= Lei Kit Meng =

Macau racing driver

Lei Kit Meng (, born December 30, 1967, in Macau) is an auto racing driver from Macau.

==Career==
Lei Kit Meng competed in two races of the 1998 British Formula Three Championship for Carlin Motorsport. Between 2000 and 2007 he competed each year in the Formula Three races at the Macau Grand Prix, with a best finish of tenth place in 2001, when he raced for Fortec Motorsport. In 2006, he competed in the Asian Formula Three Championship.

He also owns the RPM Racing Team, which competes in touring car racing in Asia. In 2008 the team attempted to enter two cars for the World Touring Car Championship end-of-season round, the Race of Macau, with Lei Kit Meng driving a Toyota Altezza and Jo Merszei driving a Honda Civic Type-R. However, the team were not allowed to compete after the scrutineers found their cars did not comply with FIA safety requirements.

RPM Racing Team teamed up with the China Dragon Racing team for the 2009 Race of Macau, with Meng driving a BMW 320si.

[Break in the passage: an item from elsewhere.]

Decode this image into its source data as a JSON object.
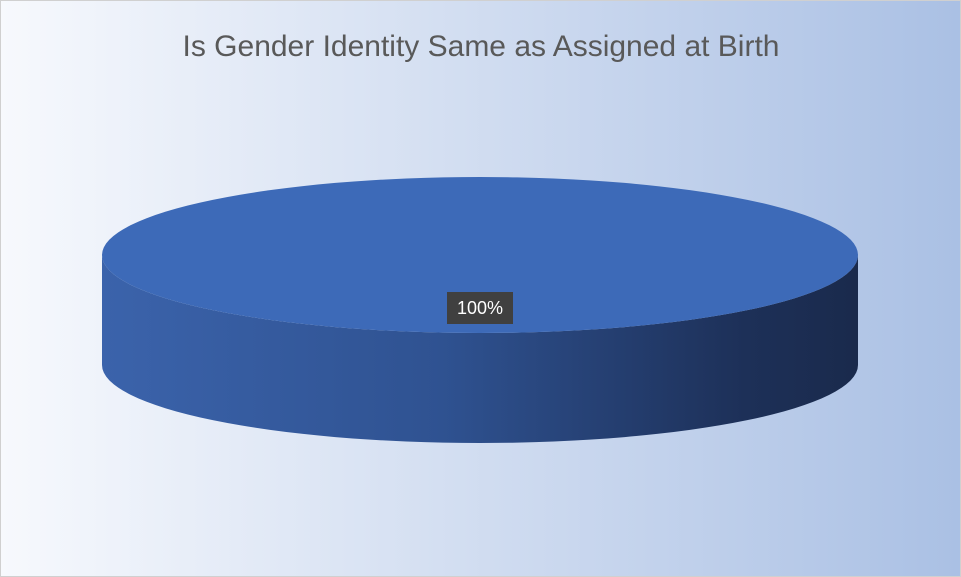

On 18 November 2019, Lei Kit Meng, driving a Nissan GTR-34 in the Macau Touring Car Cup, hit the barrier at Mandarin bend. Lei did not stop on the first possible opportunity to make it easy for the race to restart. Instead, he drove along the circuit for over one lap until the race direction showed him the black flag to disqualify him and order his immediate return to the pits. The incident caused over 15 minutes of stoppage, since Lei’s car spilled oil and other fluids on the track surface that had to be cleaned by the track staff. In the end, the race was ended only after seven laps, of which five were completed behind the safety car.